But I do have some thoughts on how to approach the problem. As you'll recall from my previous post, the basic problem with performance evaluations as they are now practiced is that managers are encouraged to ascribe ratings along the same curve year after year. Thus, managers find themselves torn between assigning correct ratings, required ratings, or easy ratings. The former are ideal, but managers will often avoid assigning appropriate ratings because there can be significant follow-up involved with employees who receive poor evaluations. Easy ratings create the least additional work for the manager, but tend to reward low achievers while disincenting stronger performers. The middle option - rating employees on the curve prescribed by senior management - is meant to force managers to assign appropriate ratings, but in practice does no such thing, for the reasons I discussed last time.
A significant drawback of the current system, really, is that we're relying on a single individual to assign these ratings. The employee's direct supervisor is responsible for the rating, and for the resulting coaching, documentation, or disciplinary action.
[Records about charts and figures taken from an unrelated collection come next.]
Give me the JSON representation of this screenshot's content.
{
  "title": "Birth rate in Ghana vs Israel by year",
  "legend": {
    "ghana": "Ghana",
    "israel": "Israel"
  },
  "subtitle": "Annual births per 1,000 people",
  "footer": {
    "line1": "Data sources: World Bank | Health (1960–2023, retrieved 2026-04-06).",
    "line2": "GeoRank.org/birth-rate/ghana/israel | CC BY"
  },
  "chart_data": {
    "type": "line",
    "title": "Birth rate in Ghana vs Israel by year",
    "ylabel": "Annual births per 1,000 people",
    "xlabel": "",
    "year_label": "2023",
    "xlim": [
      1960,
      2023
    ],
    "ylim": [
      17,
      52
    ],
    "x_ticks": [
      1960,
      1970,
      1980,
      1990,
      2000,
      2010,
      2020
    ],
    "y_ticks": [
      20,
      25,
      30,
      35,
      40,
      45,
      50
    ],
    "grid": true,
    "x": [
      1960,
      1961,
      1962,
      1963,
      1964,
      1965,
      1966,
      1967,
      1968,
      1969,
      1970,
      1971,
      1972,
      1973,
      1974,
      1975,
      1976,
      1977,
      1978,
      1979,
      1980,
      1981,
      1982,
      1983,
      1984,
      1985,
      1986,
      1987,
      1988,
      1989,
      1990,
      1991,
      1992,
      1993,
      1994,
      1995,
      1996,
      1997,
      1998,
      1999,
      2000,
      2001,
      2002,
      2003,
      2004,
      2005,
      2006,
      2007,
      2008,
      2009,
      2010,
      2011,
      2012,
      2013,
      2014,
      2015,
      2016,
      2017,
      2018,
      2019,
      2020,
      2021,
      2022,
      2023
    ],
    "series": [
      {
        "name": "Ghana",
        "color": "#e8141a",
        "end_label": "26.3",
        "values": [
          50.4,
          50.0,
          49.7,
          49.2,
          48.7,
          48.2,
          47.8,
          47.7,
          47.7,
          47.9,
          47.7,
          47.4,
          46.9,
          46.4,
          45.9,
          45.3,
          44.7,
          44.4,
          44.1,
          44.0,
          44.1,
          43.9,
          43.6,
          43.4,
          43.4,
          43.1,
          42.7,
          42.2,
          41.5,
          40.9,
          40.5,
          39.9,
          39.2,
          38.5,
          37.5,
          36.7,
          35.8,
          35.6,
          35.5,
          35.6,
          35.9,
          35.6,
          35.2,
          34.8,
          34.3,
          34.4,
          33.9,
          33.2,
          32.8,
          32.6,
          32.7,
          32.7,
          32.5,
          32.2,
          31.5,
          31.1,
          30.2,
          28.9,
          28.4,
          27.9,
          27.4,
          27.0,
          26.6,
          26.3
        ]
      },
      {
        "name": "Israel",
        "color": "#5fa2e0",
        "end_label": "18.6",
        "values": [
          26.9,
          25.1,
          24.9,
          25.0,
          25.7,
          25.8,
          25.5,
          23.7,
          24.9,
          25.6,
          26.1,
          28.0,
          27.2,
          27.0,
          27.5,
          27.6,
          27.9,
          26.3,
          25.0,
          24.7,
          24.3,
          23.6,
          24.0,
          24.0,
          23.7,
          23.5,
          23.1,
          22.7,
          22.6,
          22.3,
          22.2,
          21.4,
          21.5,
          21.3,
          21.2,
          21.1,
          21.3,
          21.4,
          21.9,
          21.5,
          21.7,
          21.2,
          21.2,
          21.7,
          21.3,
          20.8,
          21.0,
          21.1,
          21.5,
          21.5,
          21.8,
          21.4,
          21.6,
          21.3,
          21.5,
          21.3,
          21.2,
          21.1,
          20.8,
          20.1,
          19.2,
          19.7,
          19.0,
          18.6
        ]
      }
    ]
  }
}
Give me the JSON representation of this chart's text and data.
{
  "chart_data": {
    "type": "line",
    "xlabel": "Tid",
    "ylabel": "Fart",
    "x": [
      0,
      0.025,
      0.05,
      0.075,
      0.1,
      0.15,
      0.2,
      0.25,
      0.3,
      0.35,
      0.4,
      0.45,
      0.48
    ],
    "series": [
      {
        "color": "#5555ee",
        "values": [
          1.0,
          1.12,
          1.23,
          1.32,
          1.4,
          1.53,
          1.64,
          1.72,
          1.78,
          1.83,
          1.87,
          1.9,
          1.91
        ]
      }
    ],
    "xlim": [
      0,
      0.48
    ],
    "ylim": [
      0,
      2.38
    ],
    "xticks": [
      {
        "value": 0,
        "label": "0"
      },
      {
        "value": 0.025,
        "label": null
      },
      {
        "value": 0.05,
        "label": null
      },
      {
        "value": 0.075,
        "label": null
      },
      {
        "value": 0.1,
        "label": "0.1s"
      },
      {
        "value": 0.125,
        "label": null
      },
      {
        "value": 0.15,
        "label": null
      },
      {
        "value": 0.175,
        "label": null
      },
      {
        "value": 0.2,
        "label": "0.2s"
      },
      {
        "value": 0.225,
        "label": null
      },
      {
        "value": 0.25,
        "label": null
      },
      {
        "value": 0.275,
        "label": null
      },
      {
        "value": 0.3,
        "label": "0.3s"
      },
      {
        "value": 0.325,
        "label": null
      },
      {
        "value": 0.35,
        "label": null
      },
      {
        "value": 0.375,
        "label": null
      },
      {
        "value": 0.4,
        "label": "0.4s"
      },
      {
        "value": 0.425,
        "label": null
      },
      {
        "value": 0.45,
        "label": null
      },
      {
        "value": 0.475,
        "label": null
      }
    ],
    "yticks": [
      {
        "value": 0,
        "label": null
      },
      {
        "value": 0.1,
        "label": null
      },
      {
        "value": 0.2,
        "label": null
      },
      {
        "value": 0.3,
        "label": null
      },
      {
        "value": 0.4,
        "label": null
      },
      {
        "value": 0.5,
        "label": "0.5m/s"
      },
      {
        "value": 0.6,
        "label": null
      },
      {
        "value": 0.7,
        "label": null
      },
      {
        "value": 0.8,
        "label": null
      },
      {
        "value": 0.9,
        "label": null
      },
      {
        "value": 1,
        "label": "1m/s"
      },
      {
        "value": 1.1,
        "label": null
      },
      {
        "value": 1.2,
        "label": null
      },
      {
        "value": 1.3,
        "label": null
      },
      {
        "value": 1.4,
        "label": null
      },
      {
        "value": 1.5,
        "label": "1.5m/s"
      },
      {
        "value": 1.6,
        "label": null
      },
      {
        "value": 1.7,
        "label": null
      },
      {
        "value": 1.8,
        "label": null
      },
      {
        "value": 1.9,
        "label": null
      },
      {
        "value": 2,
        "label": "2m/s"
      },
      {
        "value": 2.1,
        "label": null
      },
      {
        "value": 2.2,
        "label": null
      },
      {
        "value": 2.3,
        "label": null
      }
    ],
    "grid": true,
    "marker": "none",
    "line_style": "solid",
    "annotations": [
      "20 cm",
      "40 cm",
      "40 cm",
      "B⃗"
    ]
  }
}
Often, but not always, a reviewer will seek the opinions of others in the employee's sphere of activity - internal customers, teammates, and so forth - but even when a manager is diligent enough to do so, the weight and impact of that feedback can vary widely. Generally, while the manager may take such input into account, the math that combines those views with the manager's own observations to yield the final rating is mysterious at best.
But performance reviews are too important to be left to one person. And so, I give you that old chestnut, the 360-degree review. You know what this is, right? Everybody gets a vote. Of course, there's a problem here - if implemented broadly, review time will produce a transitive closure of everybody reviewing everybody else. All work will cease, the paperwork will exceed any building's capacity to house it, and that will be that.
Enter technology. It should be relatively easy to design a tool which:
- Helps identify 3-5 candidates who can provide input for a review.
- Limits the number of reviews any single individual can be assigned
- Makes it easy for reviewers to supply a rating and a 3-4 sentence summary of why they would assign that rating.
Once 360-degree feedback is obtained, the final employee rating would depend mathematically, in part, on those "outside" ratings. That makes it difficult for a manager to unilaterally enhance or diminish an employee's achievements. Managers could be allowed to disqualify one or more outside ratings, but would be required to justify each disqualification ("Ted seems to blame Alice for that project's failure, but in truth, it was unavoidable.") Furthermore, if the rating assigned by the manager were significantly different than those assigned by outside reviewers, the manager would also have to justify that.
If the manager is incented to provide accurate ratings, by presenting his or her viewpoint against the backdrop of the feedback of others, it will become a lot less attractive to merely assign everybody a "3" (or a "C" or whatever your mid-tier rating is) and move on. Another benefit is that employees will have the karmic experience of benefiting, or otherwise, from their ability to work with the others around them.